| Body of fisherman recovered after six-week search
Autopsy results
confirm cause
of death drowning
By Mary Garrison
Tribune-Courier Features Editor
mgarrison@tribunecourier.com
GILBERTSVILLE After nearly six weeks of combing the shores and waters of Kentucky Lake, the body of 69-year-old Robert Bramlett has been recovered. Bramlett was discovered Tuesday afternoon by a fisherman on the riverbank, approximately 800 yards below Kentucky Dam.
While initially unidentified, officials sent Bramlett’s body to the Madisonville Medical Examiner’s Office for confirmation. Through medical and dental records, it was confirmed that the body was, in fact, Bramlett. According to a statement issued by the Marshall County Office of Emergency Management, autopsy results were consistent with drowning.
Bramlett went missing from the Little Bear area, near Rocky Point on Nov. 28, 2009. Family members had become concerned when, after a day of fishing, Bramlett had not returned home by nightfall.
Emergency personnel found Bramlett’s truck and two dogs at the scene. Law enforcement then traced Bramlett’s cell phone signal and found his fishing boat had run aground in Grand Rivers. His fishing gear and phone were still inside.
It was a ghostly reminder of the tragedy that took place some 11 months before, when three Graves County teenagers fell victim to the icy January waters of Kentucky Lake.
Rescue workers spent more than a month searching for the missing teens, however Director of Marshall County Emergency Management Melissa Combs said this situation was perhaps more trying.
“In January I felt like we were given a puzzle,” Combs said. “But this ... our biggest challenge was that we had no point of entry. We didn’t have anyone who could tell us ‘okay, the last time I saw him was right in that area.’”

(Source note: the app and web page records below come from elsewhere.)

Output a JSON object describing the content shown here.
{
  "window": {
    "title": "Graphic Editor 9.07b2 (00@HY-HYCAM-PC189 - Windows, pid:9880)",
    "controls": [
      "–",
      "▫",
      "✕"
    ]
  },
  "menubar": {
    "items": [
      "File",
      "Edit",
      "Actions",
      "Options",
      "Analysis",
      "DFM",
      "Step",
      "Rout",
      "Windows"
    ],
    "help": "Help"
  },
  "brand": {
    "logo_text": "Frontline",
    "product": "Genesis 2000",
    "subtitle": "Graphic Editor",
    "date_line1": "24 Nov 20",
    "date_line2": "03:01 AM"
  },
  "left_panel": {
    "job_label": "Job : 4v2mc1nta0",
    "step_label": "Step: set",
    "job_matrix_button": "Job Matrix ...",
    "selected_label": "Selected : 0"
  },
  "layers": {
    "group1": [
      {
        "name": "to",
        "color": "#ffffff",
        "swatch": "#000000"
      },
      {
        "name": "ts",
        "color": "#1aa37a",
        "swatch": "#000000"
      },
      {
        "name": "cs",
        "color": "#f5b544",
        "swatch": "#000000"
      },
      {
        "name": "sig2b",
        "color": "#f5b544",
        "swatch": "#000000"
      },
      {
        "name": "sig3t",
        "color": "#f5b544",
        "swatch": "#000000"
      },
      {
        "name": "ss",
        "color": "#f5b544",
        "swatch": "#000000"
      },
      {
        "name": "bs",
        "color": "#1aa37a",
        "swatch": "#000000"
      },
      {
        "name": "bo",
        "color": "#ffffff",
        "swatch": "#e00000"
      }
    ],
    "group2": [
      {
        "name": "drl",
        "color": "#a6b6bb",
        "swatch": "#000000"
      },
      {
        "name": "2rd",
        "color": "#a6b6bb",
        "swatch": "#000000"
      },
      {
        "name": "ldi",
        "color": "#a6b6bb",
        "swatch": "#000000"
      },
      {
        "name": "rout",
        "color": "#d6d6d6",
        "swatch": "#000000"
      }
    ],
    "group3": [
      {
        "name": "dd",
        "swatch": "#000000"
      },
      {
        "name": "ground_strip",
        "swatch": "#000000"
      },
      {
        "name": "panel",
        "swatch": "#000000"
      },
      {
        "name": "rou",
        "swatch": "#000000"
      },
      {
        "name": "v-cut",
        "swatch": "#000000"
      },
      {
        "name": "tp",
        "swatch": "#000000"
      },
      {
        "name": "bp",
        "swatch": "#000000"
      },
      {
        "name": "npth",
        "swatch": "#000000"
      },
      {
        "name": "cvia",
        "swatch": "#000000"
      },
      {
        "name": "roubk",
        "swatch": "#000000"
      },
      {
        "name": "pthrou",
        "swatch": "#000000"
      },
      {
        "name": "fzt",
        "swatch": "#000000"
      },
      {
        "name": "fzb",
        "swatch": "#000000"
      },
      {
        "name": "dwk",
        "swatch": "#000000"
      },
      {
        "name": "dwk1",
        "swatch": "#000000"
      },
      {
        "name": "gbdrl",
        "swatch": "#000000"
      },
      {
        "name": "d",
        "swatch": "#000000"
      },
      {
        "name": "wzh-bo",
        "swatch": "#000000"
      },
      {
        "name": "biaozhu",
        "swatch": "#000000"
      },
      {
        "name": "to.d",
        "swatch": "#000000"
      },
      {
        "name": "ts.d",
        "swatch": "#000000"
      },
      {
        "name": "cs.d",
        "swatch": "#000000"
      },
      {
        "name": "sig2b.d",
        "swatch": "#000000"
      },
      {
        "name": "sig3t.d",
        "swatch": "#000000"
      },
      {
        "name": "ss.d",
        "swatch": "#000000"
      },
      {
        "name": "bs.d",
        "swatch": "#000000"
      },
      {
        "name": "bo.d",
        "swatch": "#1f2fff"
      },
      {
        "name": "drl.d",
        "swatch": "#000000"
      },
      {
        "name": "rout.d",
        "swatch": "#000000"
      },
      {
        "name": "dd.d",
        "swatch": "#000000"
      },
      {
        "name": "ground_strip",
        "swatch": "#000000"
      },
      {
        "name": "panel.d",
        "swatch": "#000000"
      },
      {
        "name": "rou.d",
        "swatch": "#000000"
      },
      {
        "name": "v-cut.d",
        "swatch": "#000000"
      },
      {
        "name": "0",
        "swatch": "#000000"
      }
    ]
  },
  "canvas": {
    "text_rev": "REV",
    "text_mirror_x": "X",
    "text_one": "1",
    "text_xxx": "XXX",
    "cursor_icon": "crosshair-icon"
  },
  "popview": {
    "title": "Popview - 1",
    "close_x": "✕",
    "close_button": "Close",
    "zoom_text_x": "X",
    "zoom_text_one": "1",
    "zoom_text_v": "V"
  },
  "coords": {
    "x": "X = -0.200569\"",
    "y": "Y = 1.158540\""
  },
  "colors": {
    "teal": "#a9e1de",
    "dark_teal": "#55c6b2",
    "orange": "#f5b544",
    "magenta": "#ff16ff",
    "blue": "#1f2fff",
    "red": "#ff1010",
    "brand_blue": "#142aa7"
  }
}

Combs said that lack of direction broadened the potential search area to some 6,000 square acres of water. The unknown coupled with a time gap of some four hours made search efforts difficult at best, despite the availability and use of new equipment obtained in the wake of the January 2009 drowning incident.
Office of Emergency Management personnel Duane Hawes said rescue crews had access to new side-scan sonar equipment, and a towfish, which broadens detection range to include areas within two feet of lake bottom.
Hawes said the Marshall County Sheriff’s Department assisted in re-enactment scenarios, as well.
Combs said rescue crews continued full-scale recovery efforts for two and one-half weeks after Bramlett’s disappearance. However, while the operation was scaled back, often due to wind, it was never fully concluded.
“We’ve still been sending boats and people out there, whenever they can do it,” Hawes said.
Now with the discovery of Bramlett’s body, Combs said she hopes Bramlett’s wife and two daughters will be able to move into the next phase of the grieving process.
“Marshall County Emergency Management would like to thank everyone for their prayers and support during this event,” Combs said in a statement issued to the press.
“We ask that you continue to support the family as they begin this chapter of their tragic loss.”